Innocenzo Pinto: Nel mio ambito "nativo" (che è l’Elettromagnetismo), direi lo studio dei metamateriali e della propagazione nei sistemi complessi (ad es., i sistemi che sono caotici nel limite ottico). Nell’ ambito delle cose su cui lavoro da ormai oltre vent’anni, direi senz’altro la prima osservazione delle onde gravitazionali. Ho avuto la fortuna di mettere lo zampino in tutte e tre, ma se debbo indicare un contributo, scelgo il disegno degli specchi dielettrici di LIGO (il cui rumore termico determina la distanza di visibilità dello strumento), che è venuto dal mio gruppo. Questo mi da, come puoi immaginare, grande soddisfazione – ma l’idea da cui siamo partiti era così semplice che non è il caso di farsene un merito. Io penso che le idee maturino e circolino nella Comunità scientifica (quella vera) come effetto di un processo collettivo. Poi qualcuno per fortuna, intuizione (e quanto basta di talento) le acchiappa al volo e le mette insieme, tirando fuori qualcosa di nuovo. Ma si è trattato, semplicemente, di comporre il puzzle combinando le tessere giuste.

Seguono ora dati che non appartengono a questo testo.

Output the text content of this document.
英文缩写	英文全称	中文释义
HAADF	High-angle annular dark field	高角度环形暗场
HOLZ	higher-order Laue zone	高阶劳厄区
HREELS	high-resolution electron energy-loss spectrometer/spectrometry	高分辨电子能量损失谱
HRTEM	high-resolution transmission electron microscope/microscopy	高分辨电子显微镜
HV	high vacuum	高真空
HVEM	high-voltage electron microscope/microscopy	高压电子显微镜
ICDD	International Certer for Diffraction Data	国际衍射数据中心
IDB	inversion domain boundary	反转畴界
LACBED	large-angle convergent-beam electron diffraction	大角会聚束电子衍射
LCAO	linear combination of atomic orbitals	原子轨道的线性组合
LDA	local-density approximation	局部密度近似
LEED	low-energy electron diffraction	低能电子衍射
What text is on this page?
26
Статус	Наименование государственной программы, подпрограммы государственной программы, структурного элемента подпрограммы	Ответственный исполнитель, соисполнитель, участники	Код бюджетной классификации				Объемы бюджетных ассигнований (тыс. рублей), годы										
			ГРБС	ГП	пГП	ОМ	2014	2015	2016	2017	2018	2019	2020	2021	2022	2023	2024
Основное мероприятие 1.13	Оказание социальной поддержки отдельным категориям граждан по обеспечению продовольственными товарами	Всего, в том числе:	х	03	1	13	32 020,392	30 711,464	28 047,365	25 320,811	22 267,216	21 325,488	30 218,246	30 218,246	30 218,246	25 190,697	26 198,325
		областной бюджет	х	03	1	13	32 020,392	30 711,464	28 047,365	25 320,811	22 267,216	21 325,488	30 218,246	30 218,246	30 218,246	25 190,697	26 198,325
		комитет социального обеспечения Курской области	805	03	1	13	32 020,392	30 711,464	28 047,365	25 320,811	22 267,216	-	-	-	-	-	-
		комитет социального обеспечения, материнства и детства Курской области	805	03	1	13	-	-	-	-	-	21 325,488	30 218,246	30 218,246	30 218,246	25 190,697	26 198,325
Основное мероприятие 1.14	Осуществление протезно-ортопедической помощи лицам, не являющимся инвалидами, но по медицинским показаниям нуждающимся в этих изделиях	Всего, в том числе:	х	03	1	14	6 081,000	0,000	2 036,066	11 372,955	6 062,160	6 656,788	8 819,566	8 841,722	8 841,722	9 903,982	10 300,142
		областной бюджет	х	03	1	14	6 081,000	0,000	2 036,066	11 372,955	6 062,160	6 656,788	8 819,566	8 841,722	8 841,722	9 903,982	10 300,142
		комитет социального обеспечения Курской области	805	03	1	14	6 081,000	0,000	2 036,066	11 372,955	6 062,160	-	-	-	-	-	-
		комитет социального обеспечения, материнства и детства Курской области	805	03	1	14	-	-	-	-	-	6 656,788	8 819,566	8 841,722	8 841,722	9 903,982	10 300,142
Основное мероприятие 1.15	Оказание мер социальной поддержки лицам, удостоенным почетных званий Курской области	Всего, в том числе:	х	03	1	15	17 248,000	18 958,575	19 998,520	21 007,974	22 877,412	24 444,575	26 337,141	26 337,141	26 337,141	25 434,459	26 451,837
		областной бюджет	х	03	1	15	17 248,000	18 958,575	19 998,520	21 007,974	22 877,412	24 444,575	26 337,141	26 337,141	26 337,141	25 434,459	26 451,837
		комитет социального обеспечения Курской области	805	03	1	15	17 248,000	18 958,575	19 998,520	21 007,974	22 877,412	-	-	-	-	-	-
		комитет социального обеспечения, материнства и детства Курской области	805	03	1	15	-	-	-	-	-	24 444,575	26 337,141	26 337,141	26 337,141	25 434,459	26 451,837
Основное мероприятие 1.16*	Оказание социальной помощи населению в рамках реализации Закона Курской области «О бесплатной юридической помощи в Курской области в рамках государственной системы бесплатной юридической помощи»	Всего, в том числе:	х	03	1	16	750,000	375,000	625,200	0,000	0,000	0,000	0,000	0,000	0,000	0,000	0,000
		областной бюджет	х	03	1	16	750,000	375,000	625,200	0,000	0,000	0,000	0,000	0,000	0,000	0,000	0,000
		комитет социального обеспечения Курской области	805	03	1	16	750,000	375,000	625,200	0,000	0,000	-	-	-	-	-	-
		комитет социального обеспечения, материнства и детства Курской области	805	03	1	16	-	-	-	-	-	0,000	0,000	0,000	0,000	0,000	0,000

Giacomo Cao Mi pare di poter dire che la principale svolta sia legata alla nascita della tematica "chimica verde" con conseguente sviluppo dei cosiddetti processi "verdi" e sostenibili. Premesso che sarà eventualmente la comunità scientifica a riconoscere la valenza del contributo dato a questa tematica di ricerca da parte del sottoscritto e del gruppo, mi pare di poter dire che ci siamo adoperati per proporre sia processi di sinterizzazione (Spark Plasma Sintering) in condizioni meno drastiche rispetto alle tecnologie tradizionali (Hot Pressing) sia processi di produzione di biopetrolio e composti ad alto valore aggiunto da coltivazioni di microalghe.
Renzo Rosso: Durante la mia lunga carriera abbiamo assistito e in qualche misura contributo a un passaggio epocale nelle scienza dell’acqua. Per molti anni gli ingegneri idraulici italiani hanno giudicato l’idrologia con lo stesso metro che adotta l’astronomo quando parla dell’astrologia. Ma il mondo cambia, qualche volta assai rapidamente, e in poco tempo l’idraulica si è ridotta a disciplina ancillare dell’idrologia, una delle sue tante branche, con qualche problema da parte dell’accademia italiana nel prendere atto di questo torto. Un po’ come accadde tra elettrotecnica ed elettronica dopo la seconda guerra mondiale. Il mio contributo personale in questa avventura sta agli altri riconoscerlo.
Filippo Berto: Nel mio particolare ambito la scoperta scientifica più importante è stata la formulazione analitica della meccanica della frattura capendo come gestire le singolarità. Quale sia stato il mio contributo è difficile da dire. Quello che mi auspico ed è il mio principale fine è formare allievi migliori di me. Solo allora il mio lavoro avrà un senso.
Andrea Remuzzi: Io mi occupo da sempre di ingegneria biomedica. Storicamente questo settore è stato caratterizzato dallo sviluppo di organi artificiali e tecnologie per la diagnostica e la cura di numerose patologie. Non ci sono state secondo me scoperte scientifiche isolate ma una serie di passi avanti che hanno cambiato la storia della medicina. Più recentemente l’ingegneria si è occupata anche di biologia e uno dei settori a cui ho contribuito è quello della meccanobiologia. Queste ricerche hanno permesso scoprire che molti sistemi fisiologici sono basati sulla risposta cellulare alle sollecitazioni meccaniche. Questo sta contribuendo in modo importante alle scoperte di meccanismi fisiopatologici e all’identificazione di strategie terapeutiche innovative.